When states cannot stop these grievous wrongs, governments need to adequately compensate those who are erroneously sent to prison or sentenced to die for crimes they did not commit.
Today exonerees may pursue compensation claims in three ways: suing state actors, lobbying state legislatures to pass private compensation bills, or filing for compensation under a state statute. “The federal government, the District of Columbia, and 37 states have compensation statutes of some form,” according to a report by The Innocence Project, a non-profit working to free the wrongfully convicted.
In each of these systems exonerees bear the burden of action in compensation claims. State laws say only that exonerees “should have an available avenue to seek compensation.” Declaring that exonerees should have an avenue to seek compensation is a far cry from saying that “exonerees must be compensated.”
When exonerees do sue, file statutory claims, or lobby legislators, none of those things leads either to adequate monetary compensation or the kind of social services needed to help exonerees successfully transition to life outside prison.
And in many cases, including Strickland’s, who was released from prison in Missouri after 43 years, they get nothing. State law in Missouri allows for payments only to prisoners who prove their innocence through a specific DNA testing statute. That was not the case for Strickland, or most exonerees across America.
While compensation for the wrongfully convicted can never make up for the injury done to them,we can at least ensure that exonerees get redress quickly and easily. Compensation must be generous, inclusive, and complete.
In the end, Grisham, who spent years working as an attorney before becoming a novelist, got it right when he said that in the United States, “It is infuriating that our criminal justice system is so broken that bogus convictions happen at all. Innocent lives are destroyed. The guilty roam free. And the police and prosecutors are almost never made to answer for their bad behavior.”

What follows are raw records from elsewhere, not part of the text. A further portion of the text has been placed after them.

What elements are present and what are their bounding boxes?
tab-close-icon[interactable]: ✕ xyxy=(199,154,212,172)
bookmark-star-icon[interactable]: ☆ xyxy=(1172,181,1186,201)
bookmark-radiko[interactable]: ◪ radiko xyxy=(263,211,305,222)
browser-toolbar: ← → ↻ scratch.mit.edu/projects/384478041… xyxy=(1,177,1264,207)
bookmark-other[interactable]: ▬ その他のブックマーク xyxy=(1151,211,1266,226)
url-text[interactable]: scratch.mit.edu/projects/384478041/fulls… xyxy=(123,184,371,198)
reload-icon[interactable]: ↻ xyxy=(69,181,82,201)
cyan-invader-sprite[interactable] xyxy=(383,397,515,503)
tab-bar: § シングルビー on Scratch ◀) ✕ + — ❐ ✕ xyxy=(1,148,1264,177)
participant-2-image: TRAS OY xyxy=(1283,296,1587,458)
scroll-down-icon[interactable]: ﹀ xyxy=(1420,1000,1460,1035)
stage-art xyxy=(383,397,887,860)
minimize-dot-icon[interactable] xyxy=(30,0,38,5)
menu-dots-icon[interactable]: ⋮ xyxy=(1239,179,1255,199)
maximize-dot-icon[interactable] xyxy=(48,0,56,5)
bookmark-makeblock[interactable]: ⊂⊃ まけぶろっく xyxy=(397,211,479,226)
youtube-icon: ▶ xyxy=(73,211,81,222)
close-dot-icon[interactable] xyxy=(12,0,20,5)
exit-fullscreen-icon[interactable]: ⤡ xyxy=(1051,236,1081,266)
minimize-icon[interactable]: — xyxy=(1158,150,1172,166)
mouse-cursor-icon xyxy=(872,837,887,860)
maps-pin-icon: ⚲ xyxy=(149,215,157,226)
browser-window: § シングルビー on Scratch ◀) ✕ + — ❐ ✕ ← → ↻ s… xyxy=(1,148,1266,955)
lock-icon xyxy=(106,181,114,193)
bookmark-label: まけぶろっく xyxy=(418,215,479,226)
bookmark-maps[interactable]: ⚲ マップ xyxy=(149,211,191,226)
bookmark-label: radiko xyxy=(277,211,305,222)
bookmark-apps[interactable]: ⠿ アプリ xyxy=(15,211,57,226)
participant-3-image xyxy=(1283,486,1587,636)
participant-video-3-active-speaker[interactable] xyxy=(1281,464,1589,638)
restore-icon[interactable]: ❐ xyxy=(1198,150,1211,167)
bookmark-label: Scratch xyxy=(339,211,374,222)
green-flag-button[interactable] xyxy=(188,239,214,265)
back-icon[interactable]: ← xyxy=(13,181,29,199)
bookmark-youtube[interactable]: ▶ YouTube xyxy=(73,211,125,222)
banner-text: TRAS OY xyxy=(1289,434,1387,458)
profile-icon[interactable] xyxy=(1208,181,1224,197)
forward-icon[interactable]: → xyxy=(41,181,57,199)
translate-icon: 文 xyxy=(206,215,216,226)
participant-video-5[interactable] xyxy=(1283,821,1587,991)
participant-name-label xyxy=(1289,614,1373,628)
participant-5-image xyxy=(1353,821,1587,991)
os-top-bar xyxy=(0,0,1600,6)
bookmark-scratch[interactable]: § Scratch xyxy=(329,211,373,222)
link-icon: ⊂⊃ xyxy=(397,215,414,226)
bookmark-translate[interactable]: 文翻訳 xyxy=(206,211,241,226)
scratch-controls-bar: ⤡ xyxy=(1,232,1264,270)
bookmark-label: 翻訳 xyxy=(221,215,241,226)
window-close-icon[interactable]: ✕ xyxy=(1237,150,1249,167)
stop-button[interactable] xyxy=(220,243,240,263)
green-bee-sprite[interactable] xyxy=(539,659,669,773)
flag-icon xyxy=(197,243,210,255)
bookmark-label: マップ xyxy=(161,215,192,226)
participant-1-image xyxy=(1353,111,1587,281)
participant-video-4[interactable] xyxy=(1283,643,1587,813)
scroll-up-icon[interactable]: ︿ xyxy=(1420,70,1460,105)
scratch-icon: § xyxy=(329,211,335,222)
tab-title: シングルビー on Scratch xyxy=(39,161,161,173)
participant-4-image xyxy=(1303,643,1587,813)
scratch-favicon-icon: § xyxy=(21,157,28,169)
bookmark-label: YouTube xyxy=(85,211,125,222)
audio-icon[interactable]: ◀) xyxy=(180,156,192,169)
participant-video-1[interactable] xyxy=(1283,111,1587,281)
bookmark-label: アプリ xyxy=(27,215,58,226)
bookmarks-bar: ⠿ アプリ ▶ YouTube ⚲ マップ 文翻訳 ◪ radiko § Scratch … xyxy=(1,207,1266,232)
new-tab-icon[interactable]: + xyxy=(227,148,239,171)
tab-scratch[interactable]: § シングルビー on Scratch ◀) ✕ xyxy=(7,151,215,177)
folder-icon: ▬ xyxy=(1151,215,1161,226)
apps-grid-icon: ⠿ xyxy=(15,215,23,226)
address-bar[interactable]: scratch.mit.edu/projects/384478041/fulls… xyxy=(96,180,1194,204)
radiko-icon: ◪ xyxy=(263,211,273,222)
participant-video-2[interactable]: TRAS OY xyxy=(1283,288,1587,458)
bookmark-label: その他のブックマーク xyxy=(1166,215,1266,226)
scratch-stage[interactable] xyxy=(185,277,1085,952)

Perhaps this month’s highly publicized exonerations will help public officials and citizens to face and fix those facts. More than infuriating, miscarriages of justice within our criminal justice system are ethically unacceptable, and it is up to lawmakers, prosecutors, judges, and the police to do better.
Correction: A previous version of this article misstated the year Malcom X’s accused killers were convicted. It was 1966 not 1996.